I searched through my memory, trying to find a single clue as to who the man unlucky enough to now be me was supposed to be.

"Come on, Damn it. The pointless hours I have put into this game have to amount to something. Anything." Right as I started to lose hope, something clicked in my mind.

"First fight of the year," said the announcer.

"The... Opening Scene."

Cassain Argell.

The 3rd-rate villain.

The bully.

The arrogant aristocrat who humiliated first-years for sport and caused mayhem for his personal entertainment.

The guy who picked a fight with Elden, a newly admitted commoner blessed with a rare holy affinity, on the first day of the year and dragged him into a public duel minutes before the opening ceremony.

Little did the prick of a noble know that the man he tried to overwhelm was none other than the hero blessed by the narrative. The main character of the world. The man destined for greatness.

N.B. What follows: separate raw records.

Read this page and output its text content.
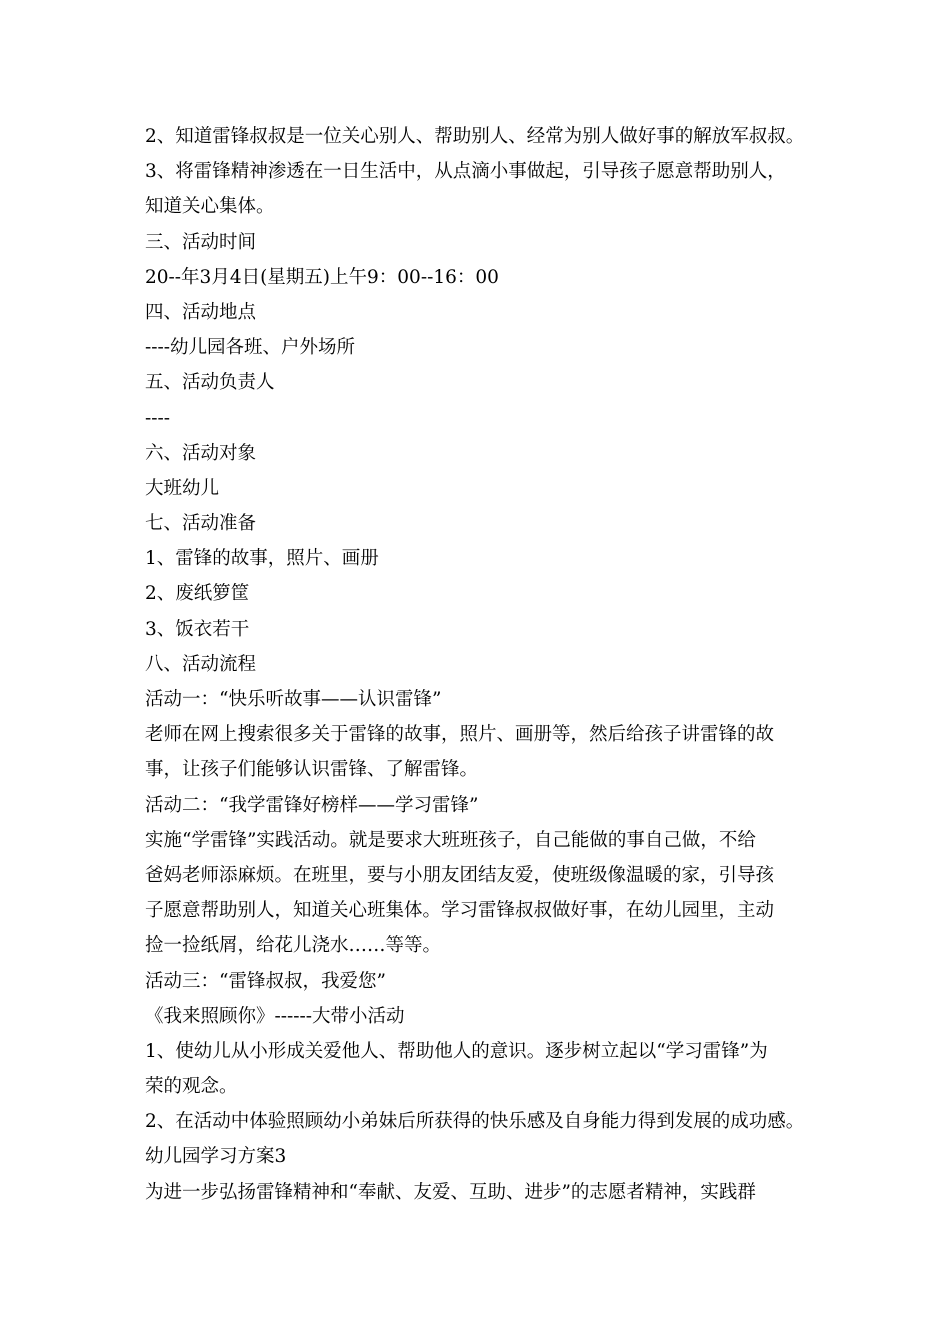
2、知道雷锋叔叔是一位关心别人、帮助别人、经常为别人做好事的解放军叔叔。
3、将雷锋精神渗透在一日生活中，从点滴小事做起，引导孩子愿意帮助别人，
知道关心集体。
三、活动时间
20--年3月4日(星期五)上午9：00--16：00
四、活动地点
----幼儿园各班、户外场所
五、活动负责人
----
六、活动对象
大班幼儿
七、活动准备
1、雷锋的故事，照片、画册
2、废纸箩筐
3、饭衣若干
八、活动流程
活动一：“快乐听故事——认识雷锋”
老师在网上搜索很多关于雷锋的故事，照片、画册等，然后给孩子讲雷锋的故
事，让孩子们能够认识雷锋、了解雷锋。
活动二：“我学雷锋好榜样——学习雷锋”
实施“学雷锋”实践活动。就是要求大班班孩子，自己能做的事自己做，不给
爸妈老师添麻烦。在班里，要与小朋友团结友爱，使班级像温暖的家，引导孩
子愿意帮助别人，知道关心班集体。学习雷锋叔叔做好事，在幼儿园里，主动
捡一捡纸屑，给花儿浇水……等等。
活动三：“雷锋叔叔，我爱您”
《我来照顾你》------大带小活动
1、使幼儿从小形成关爱他人、帮助他人的意识。逐步树立起以“学习雷锋”为
荣的观念。
2、在活动中体验照顾幼小弟妹后所获得的快乐感及自身能力得到发展的成功感。
幼儿园学习方案3
为进一步弘扬雷锋精神和“奉献、友爱、互助、进步”的志愿者精神，实践群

In the game, it was a perfect narrative hook: the noble villain versus the underdog hero. The typical start to a power fantasy. Players loved it.

But here? Now?

It was a death sentence.

In the game, the player, or Elden, brutally defeated Cassian, who was the first boss of Act 1, which led to an uprising by the commoners and the victims of Cassian against him, which ultimately ended with him being expelled from the academy and disowned by his family.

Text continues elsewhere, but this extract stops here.